Thursday, July 5, 2012

New paper finds warmer temperatures increase crop yields and lead to lower prices

A paper published today in The Holocene finds that higher temperatures during the 19th century were associated with higher crop yields and lower prices. The paper also finds The Little Ice Age increased climatic risks to agriculture and that with increasing globalization, there has been "a weakening influence of prevailing weather on crop prices."

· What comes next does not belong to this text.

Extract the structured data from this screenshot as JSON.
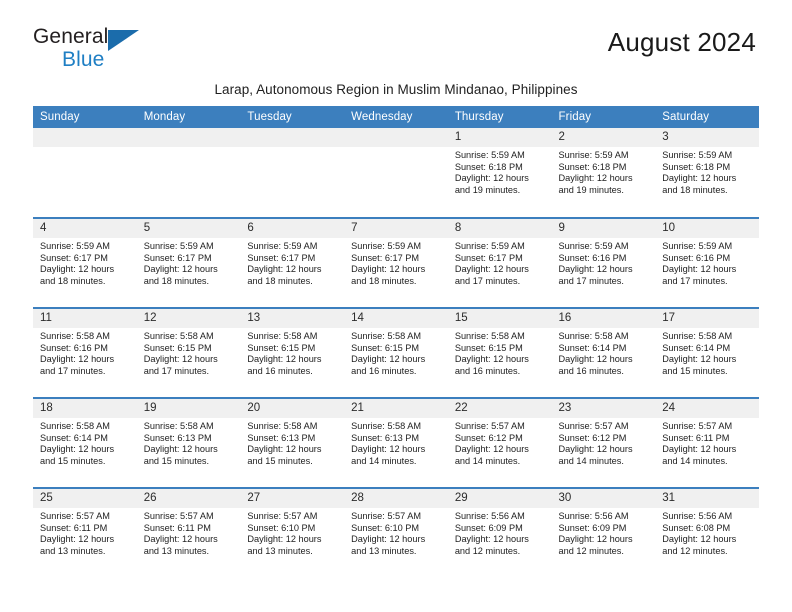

Climatic signatures in crops and grain prices in 19th-century Sweden

  1. Jari Holopainen1
  2. Ian J Rickard2
  3. Samuli Helama3
  1. 1University of Helsinki, Finland
  2. 2University of Sheffield, UK
  3. 3University of Lapland, Finland
  1. Jari Holopainen, Department of Geosciences and Geography, University of Helsinki, PO Box 64, FI-00014, Helsinki 00014, Finland. Email:


Climate and weather variation affect agricultural productivity, with consequences for both overall food availability and the wider economy. Knowledge of these processes has implications for understanding historical demography and predicting effects of climate change on societies. We studied the relationships between ambient temperature and the yields and prices of principle grains (wheat, rye, barley oats) in Sweden from 1803 to 1914. We found that the annual general crop index (a measure of overall crop yield) correlated negatively with the annual average price of the four grains. Overall temperature during the period of crop growth was related positively to general crop index and negatively to average crop price. At the level of month of crop growth, when the relationship between temperature and general crop index was most positive, that between temperature and average crop price was most negative. This strong structured relationship was found to be consistent when yields of each crop were considered separately, and indicates that the relationships between crop yield and crop price were to a large extent due to the influence of ambient temperature. Price correlations between pairs of crop species were in all cases greater than the correlation of yields. Within individual crops, correlations between price and yield were stronger for those crops for which imports were not available, and which were therefore subject to the weakest influence from rising globalisation. Our analyses demonstrate the sensitivity of historical agriculture to climatic factors, and the extent to which this affected the wider economy. It is likely that the susceptibility of agriculture to climatic risks was ascended by the concomitant climate regime, the ‘Little Ice Age’. Moreover, our study period spans the period of rising globalisation, and suggests a weakening influence of prevailing weather on crop prices.